Wednesday, March 21, 2012

PHP's Source Code For PHP Developers - Part 3 - Variables

In this third post of the PHP's Source Code for PHP Developers series, we're going to expand on the prior posts to help understand how PHP works internally.  In the first post of the  series, we looked at how to view PHP's source code, how it's structured as well as some basic C pointers for PHP developers.  The second post introduced functions into the mix.  This time around, we're going to dive into one of the most useful structures in PHP: variables.

Enter the ZVAL


In the core, PHP land variables are called ZVALs.  This middle structure is necessary for a number of reasons, not least of which is that PHP uses dynamic typing where C uses strict typing.  So how does this ZVAL thing solve that problem?  Well, to answer that question, we need to actually look at the definition of the ZVAL type.  To do that, let's try searching lxr.php.net for zval in the definition box.  At first glance, it doesn't look like we found anything useful.  But there is a typedef line in zend.h (typedef is a way to define new data types in C) .  That might be what we're looking for, so let's check that out.  Initially, this looks like a red-herring.  There doesn't appear to be anything useful here.  But just to be sure, let's try clicking on that _zval_struct line.
struct _zval_struct {
 /* Variable information */
 zvalue_value value;  /* value */
 zend_uint refcount__gc;
 zend_uchar type; /* active type */
 zend_uchar is_ref__gc;
};
And there we have the foundation for all of PHP, the zval.  Looks quite simple, right?  It is, but there's some pretty significant magic in there as well.  Note that this is a struct or structure.  Basically, think of this like a class definition in PHP with only public properties.  In this case, we have 4 properties: a value, a refcount__gc, a type and a is_ref__gc.  Let's examine each of these properties one by one (slightly out of order):

Value

The first element that we come across is named value, and has a type of zvalue_value.  I don't know about you, but I've never heard of a zvalue_value before...  So let's try to figure out what it is.  Like other parts of that site, you can click on the type to see its definition.  And if you do, you'll notice that its definition is literally right before it in the file.
typedef union _zvalue_value {
 long lval;  /* long value */
 double dval;  /* double value */
 struct {
  char *val;
  int len;
 } str;
 HashTable *ht;  /* hash table value */
 zend_object_value obj;
} zvalue_value;
Now, there is some serious dark voodoo going on here.  See that union declaration?  That means that this is not actually a structure, but a single type.  But there are more than one types in that list!  How can it be a single type, if there are multiple types?  I'm glad you asked.  To understand this, we must first remember back to our talk about types in C from the first post.
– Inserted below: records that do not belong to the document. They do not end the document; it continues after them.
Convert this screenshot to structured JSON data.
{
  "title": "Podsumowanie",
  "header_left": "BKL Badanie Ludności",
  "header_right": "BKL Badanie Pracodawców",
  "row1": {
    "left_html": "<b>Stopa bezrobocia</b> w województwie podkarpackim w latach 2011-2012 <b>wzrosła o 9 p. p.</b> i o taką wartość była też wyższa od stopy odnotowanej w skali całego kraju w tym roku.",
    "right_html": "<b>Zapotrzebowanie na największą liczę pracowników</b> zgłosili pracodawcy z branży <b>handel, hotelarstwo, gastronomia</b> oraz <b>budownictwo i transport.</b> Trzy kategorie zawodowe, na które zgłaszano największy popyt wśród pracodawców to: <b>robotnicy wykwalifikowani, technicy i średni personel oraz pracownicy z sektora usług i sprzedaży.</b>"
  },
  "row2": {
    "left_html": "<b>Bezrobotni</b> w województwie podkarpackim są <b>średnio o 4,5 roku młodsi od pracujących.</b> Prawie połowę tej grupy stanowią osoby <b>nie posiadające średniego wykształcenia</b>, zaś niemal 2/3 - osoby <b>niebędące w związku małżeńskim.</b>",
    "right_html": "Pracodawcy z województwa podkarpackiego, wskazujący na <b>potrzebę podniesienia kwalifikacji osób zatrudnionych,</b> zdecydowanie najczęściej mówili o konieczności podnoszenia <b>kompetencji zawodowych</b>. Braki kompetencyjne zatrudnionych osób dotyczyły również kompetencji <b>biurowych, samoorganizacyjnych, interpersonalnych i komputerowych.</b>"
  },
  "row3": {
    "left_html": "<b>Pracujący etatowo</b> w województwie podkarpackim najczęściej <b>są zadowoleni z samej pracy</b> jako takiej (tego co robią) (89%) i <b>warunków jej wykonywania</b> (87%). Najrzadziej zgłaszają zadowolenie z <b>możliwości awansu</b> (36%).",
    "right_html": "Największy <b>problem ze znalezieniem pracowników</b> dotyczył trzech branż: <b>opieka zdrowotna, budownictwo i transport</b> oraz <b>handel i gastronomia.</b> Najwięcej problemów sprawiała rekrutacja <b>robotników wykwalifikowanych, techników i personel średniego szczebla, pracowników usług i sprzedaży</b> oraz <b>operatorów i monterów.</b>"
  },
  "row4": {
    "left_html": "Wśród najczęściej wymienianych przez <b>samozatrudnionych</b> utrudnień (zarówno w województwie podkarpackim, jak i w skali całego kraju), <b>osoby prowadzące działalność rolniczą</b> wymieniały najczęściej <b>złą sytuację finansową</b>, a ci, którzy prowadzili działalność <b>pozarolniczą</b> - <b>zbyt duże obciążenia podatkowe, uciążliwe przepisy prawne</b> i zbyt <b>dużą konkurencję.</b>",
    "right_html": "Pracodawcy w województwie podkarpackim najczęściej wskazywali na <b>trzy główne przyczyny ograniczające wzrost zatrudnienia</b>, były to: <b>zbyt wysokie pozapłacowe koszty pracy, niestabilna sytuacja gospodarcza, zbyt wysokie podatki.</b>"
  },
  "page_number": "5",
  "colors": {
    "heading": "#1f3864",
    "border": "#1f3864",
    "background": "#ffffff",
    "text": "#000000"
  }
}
Remember that in C, variables are just labels for raw memory addresses.  Well, it also follows that types are just a way of denoting what a particular block of memory is used for.  There's nothing in C separating a 4 byte string from an integer.  They are both just blocks of memory.  The compiler will try to enforce it by "labeling" the memory segments as variables and enforcing those types from that variable, but it's not always able to (incidentally, when one variable "overwrites" its allocated memory segment, that can become a segmentation fault).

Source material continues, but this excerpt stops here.